Bugün marangoz yok, kuaför yok, usta yok…
Ama elinde diploma olan milyonlarca genç, işsiz.
Sonra soruyoruz:
“Neden sanayide yabancılar çalışıyor?”
Çünkü biz, konforun içine gömüldük.
⸻
Hata hakkın yok.
Kuralları iyi bil.
Trafikteyken bir cana zarar vermenin sorumluluğunu hatırla.
Gazı bilmeden önce freni öğren.
Ve o lanet telefona bakmadan ilerle.
Birine çok sinirlendin mi?
Dur. Düşün.
Bir küfür, bir hakaret…
Bazen bir kelime, bir ömür kadar yara bırakır.
⸻
Unutma…
İnsanlara sahip değilsin.
Çocuğuna bile.
Sahip olduklarını sandığın şeyler, bir gün senden gider.
Bu yüzden başkalarına değil, kendine sahip çık.
Hayvanlarda gördüğümüz içgüdü, bizim içimizde de var.
Ama fark şu:
Bizim içgüdülerimiz, bilinç tarafından sürekli kandırılır.
Beynin oyunudur bu.
Ani öfke, ani mutluluk, hepsi birer kimyasal dalgalanma.

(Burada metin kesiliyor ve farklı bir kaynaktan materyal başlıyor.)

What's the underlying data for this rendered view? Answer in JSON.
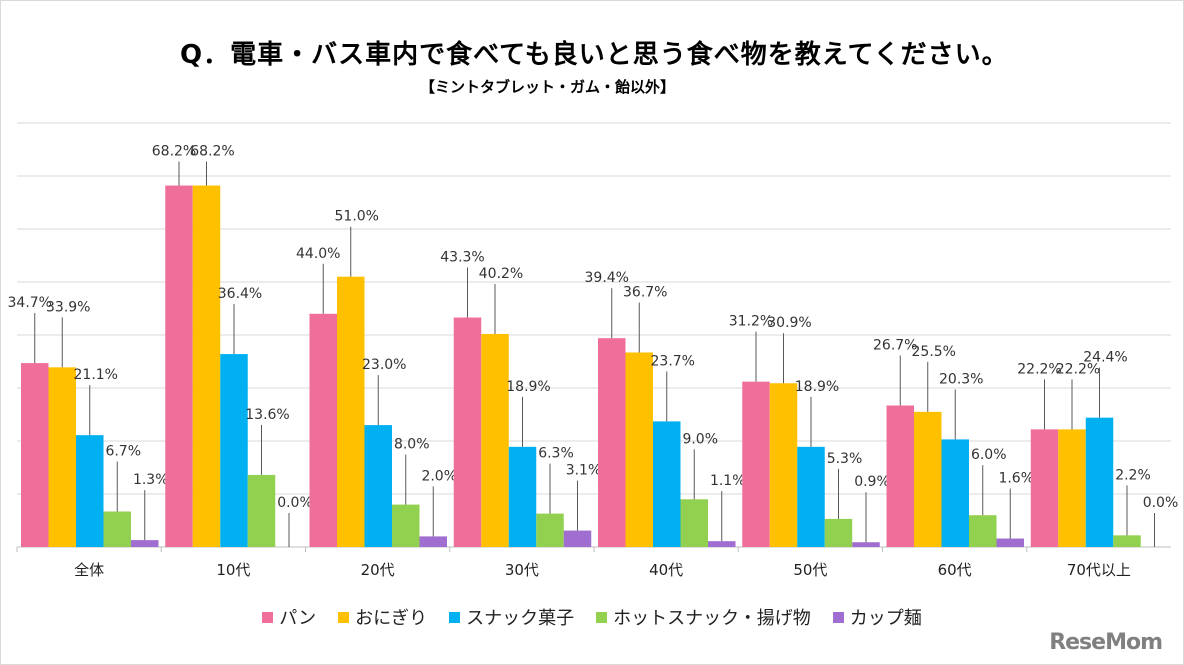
{
  "chart_data": {
    "type": "bar",
    "title": "Q．電車・バス車内で食べても良いと思う食べ物を教えてください。",
    "subtitle": "【ミントタブレット・ガム・飴以外】",
    "categories": [
      "全体",
      "10代",
      "20代",
      "30代",
      "40代",
      "50代",
      "60代",
      "70代以上"
    ],
    "series": [
      {
        "name": "パン",
        "color": "#f06f9a",
        "values": [
          34.7,
          68.2,
          44.0,
          43.3,
          39.4,
          31.2,
          26.7,
          22.2
        ]
      },
      {
        "name": "おにぎり",
        "color": "#ffc000",
        "values": [
          33.9,
          68.2,
          51.0,
          40.2,
          36.7,
          30.9,
          25.5,
          22.2
        ]
      },
      {
        "name": "スナック菓子",
        "color": "#00b0f0",
        "values": [
          21.1,
          36.4,
          23.0,
          18.9,
          23.7,
          18.9,
          20.3,
          24.4
        ]
      },
      {
        "name": "ホットスナック・揚げ物",
        "color": "#92d050",
        "values": [
          6.7,
          13.6,
          8.0,
          6.3,
          9.0,
          5.3,
          6.0,
          2.2
        ]
      },
      {
        "name": "カップ麺",
        "color": "#a06ed0",
        "values": [
          1.3,
          0.0,
          2.0,
          3.1,
          1.1,
          0.9,
          1.6,
          0.0
        ]
      }
    ],
    "ylim": [
      0,
      80
    ],
    "grid": true,
    "legend_position": "bottom",
    "value_format": "percent"
  },
  "logo": "ReseMom"
}
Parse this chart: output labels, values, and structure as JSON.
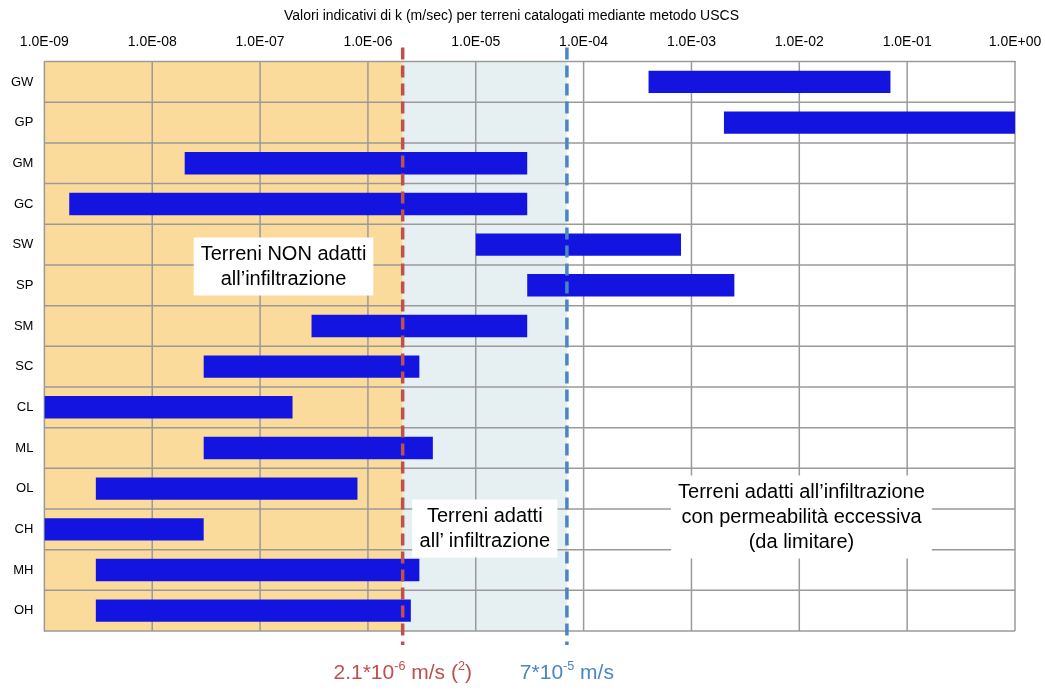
{
  "chart_data": {
    "type": "bar",
    "orientation": "horizontal",
    "title": "Valori indicativi di k (m/sec) per terreni catalogati mediante metodo USCS",
    "categories": [
      "GW",
      "GP",
      "GM",
      "GC",
      "SW",
      "SP",
      "SM",
      "SC",
      "CL",
      "ML",
      "OL",
      "CH",
      "MH",
      "OH"
    ],
    "base": [
      0.0004,
      0.002,
      2e-08,
      1.7e-09,
      1e-05,
      3e-05,
      3e-07,
      3e-08,
      1e-09,
      3e-08,
      3e-09,
      1e-09,
      3e-09,
      3e-09
    ],
    "values": [
      0.0696,
      0.998,
      2.998e-05,
      2.99983e-05,
      0.00079,
      0.00247,
      2.97e-05,
      2.97e-06,
      1.99e-07,
      3.97e-06,
      7.97e-07,
      2.9e-08,
      2.997e-06,
      2.497e-06
    ],
    "color": "#1414e0",
    "log": "x",
    "xlim": [
      1e-09,
      1
    ],
    "xticks": [
      {
        "value": 1e-09,
        "label": "1.0E-09"
      },
      {
        "value": 1e-08,
        "label": "1.0E-08"
      },
      {
        "value": 1e-07,
        "label": "1.0E-07"
      },
      {
        "value": 1e-06,
        "label": "1.0E-06"
      },
      {
        "value": 1e-05,
        "label": "1.0E-05"
      },
      {
        "value": 0.0001,
        "label": "1.0E-04"
      },
      {
        "value": 0.001,
        "label": "1.0E-03"
      },
      {
        "value": 0.01,
        "label": "1.0E-02"
      },
      {
        "value": 0.1,
        "label": "1.0E-01"
      },
      {
        "value": 1,
        "label": "1.0E+00"
      }
    ],
    "grid": true,
    "legend": false,
    "ref_lines": [
      {
        "axis": "x",
        "value": 2.1e-06,
        "label": "2.1*10$^{-6}$ m/s ($^{2}$)",
        "color": "#c0504d",
        "line_style": "dashed"
      },
      {
        "axis": "x",
        "value": 7e-05,
        "label": "7*10$^{-5}$ m/s",
        "color": "#4a86c5",
        "line_style": "dashed"
      }
    ],
    "bands": [
      {
        "axis": "x",
        "from": 1e-09,
        "to": 2.1e-06,
        "label": "Terreni NON adatti all’infiltrazione",
        "color": "#fbdb9b"
      },
      {
        "axis": "x",
        "from": 2.1e-06,
        "to": 7e-05,
        "label": "Terreni adatti all’ infiltrazione",
        "color": "#e6f0f3"
      }
    ],
    "annotations": [
      "Terreni adatti all’infiltrazione con permeabilità eccessiva (da limitare)"
    ]
  }
}
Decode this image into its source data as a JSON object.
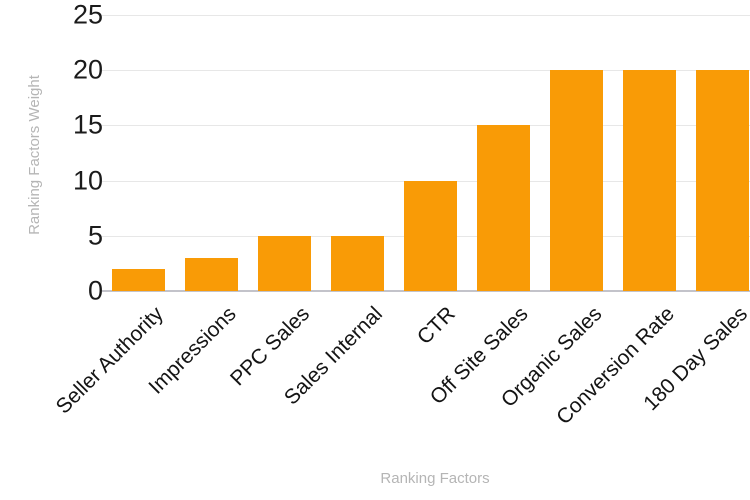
{
  "chart_data": {
    "type": "bar",
    "categories": [
      "Seller Authority",
      "Impressions",
      "PPC Sales",
      "Sales Internal",
      "CTR",
      "Off Site Sales",
      "Organic Sales",
      "Conversion Rate",
      "180 Day Sales"
    ],
    "values": [
      2,
      3,
      5,
      5,
      10,
      15,
      20,
      20,
      20
    ],
    "title": "",
    "xlabel": "Ranking Factors",
    "ylabel": "Ranking Factors Weight",
    "ylim": [
      0,
      25
    ],
    "yticks": [
      0,
      5,
      10,
      15,
      20,
      25
    ],
    "grid": true,
    "legend": false,
    "bar_color": "#F99B06",
    "gridline_color": "#e7e7e7",
    "axis_line_color": "#c3c3ca",
    "tick_label_color": "#1b1b1b",
    "axis_title_color": "#b5b5b5",
    "background_color": "#ffffff"
  }
}
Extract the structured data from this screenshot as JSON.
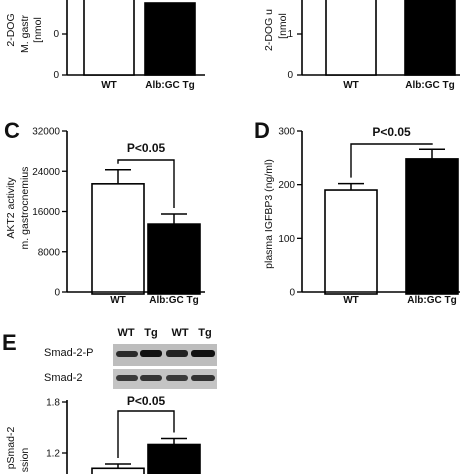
{
  "chart_data": [
    {
      "panel": "",
      "type": "bar",
      "ylabel_lines": [
        "2-DOG",
        "M. gastr",
        "[nmol"
      ],
      "categories": [
        "WT",
        "Alb:GC Tg"
      ],
      "values": [
        null,
        65
      ],
      "errors": [
        null,
        4
      ],
      "colors": [
        "#ffffff",
        "#000000"
      ]
    },
    {
      "panel": "",
      "type": "bar",
      "ylabel_lines": [
        "2-DOG u",
        "[nmol"
      ],
      "categories": [
        "WT",
        "Alb:GC Tg"
      ],
      "values": [
        null,
        null
      ],
      "colors": [
        "#ffffff",
        "#000000"
      ]
    },
    {
      "panel": "C",
      "type": "bar",
      "ylabel_lines": [
        "AKT2 activity",
        "m. gastrocnemius"
      ],
      "categories": [
        "WT",
        "Alb:GC Tg"
      ],
      "values": [
        21500,
        13500
      ],
      "errors": [
        2800,
        2000
      ],
      "ylim": [
        0,
        32000
      ],
      "yticks": [
        0,
        8000,
        16000,
        24000,
        32000
      ],
      "ytick_labels": [
        "0",
        "8000",
        "16000",
        "24000",
        "32000"
      ],
      "significance": "P<0.05",
      "colors": [
        "#ffffff",
        "#000000"
      ]
    },
    {
      "panel": "D",
      "type": "bar",
      "ylabel_lines": [
        "plasma IGFBP3 (ng/ml)"
      ],
      "categories": [
        "WT",
        "Alb:GC Tg"
      ],
      "values": [
        190,
        248
      ],
      "errors": [
        12,
        18
      ],
      "ylim": [
        0,
        300
      ],
      "yticks": [
        0,
        100,
        200,
        300
      ],
      "ytick_labels": [
        "0",
        "100",
        "200",
        "300"
      ],
      "significance": "P<0.05",
      "colors": [
        "#ffffff",
        "#000000"
      ]
    },
    {
      "panel": "E",
      "type": "bar",
      "ylabel_lines": [
        "pSmad-2",
        "ssion"
      ],
      "categories": [
        "WT",
        "Tg"
      ],
      "values": [
        1.02,
        1.3
      ],
      "errors": [
        0.05,
        0.07
      ],
      "yticks": [
        1.2,
        1.8
      ],
      "ytick_labels": [
        "1.2",
        "1.8"
      ],
      "significance": "P<0.05",
      "colors": [
        "#ffffff",
        "#000000"
      ]
    }
  ],
  "blot": {
    "lanes": [
      "WT",
      "Tg",
      "WT",
      "Tg"
    ],
    "rows": [
      "Smad-2-P",
      "Smad-2"
    ]
  }
}
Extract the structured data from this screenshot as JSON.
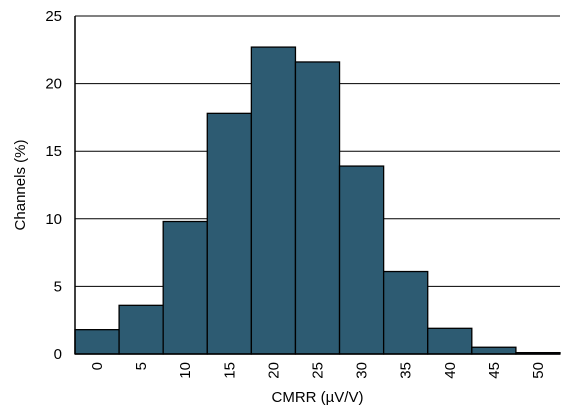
{
  "chart_data": {
    "type": "bar",
    "title": "",
    "xlabel": "CMRR (µV/V)",
    "ylabel": "Channels (%)",
    "categories": [
      "0",
      "5",
      "10",
      "15",
      "20",
      "25",
      "30",
      "35",
      "40",
      "45",
      "50"
    ],
    "values": [
      1.8,
      3.6,
      9.8,
      17.8,
      22.7,
      21.6,
      13.9,
      6.1,
      1.9,
      0.5,
      0.1
    ],
    "ylim": [
      0,
      25
    ],
    "yticks": [
      "0",
      "5",
      "10",
      "15",
      "20",
      "25"
    ],
    "grid": "horizontal",
    "colors": {
      "bar": "#2d5b72",
      "edge": "#000000"
    }
  }
}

Yani çoğu kararın, aslında sadece bir tepki.
⸻
Hareketsiziz.
Kan dolaşımımız stresle yönleniyor.
O yüzden beden, doğaya aykırı hale geliyor.
Enerjiyi eritmek gerekir; düşünerek değil, hareket ederek.
⸻
Dürüstlük…
Çoğu insan dürüstlüğü yanlış anlar.
“Söylediğim bir doğru, bin eğrilikten iyidir.” derler.
Ama dürüstlük, herkese değil, hak edene gösterilmelidir.
Dürüstlük, kendine duyduğun saygıdır.
Yanlış kişiye gösterildiğinde, sadece seni yıkar.
⸻
Anlamak her şeydir.
Ama anlamak için önce gözlem gerekir.
Gözlem için de zaman…
Bir şeyi anladıktan sonra karar vermek bile yeterli değildir.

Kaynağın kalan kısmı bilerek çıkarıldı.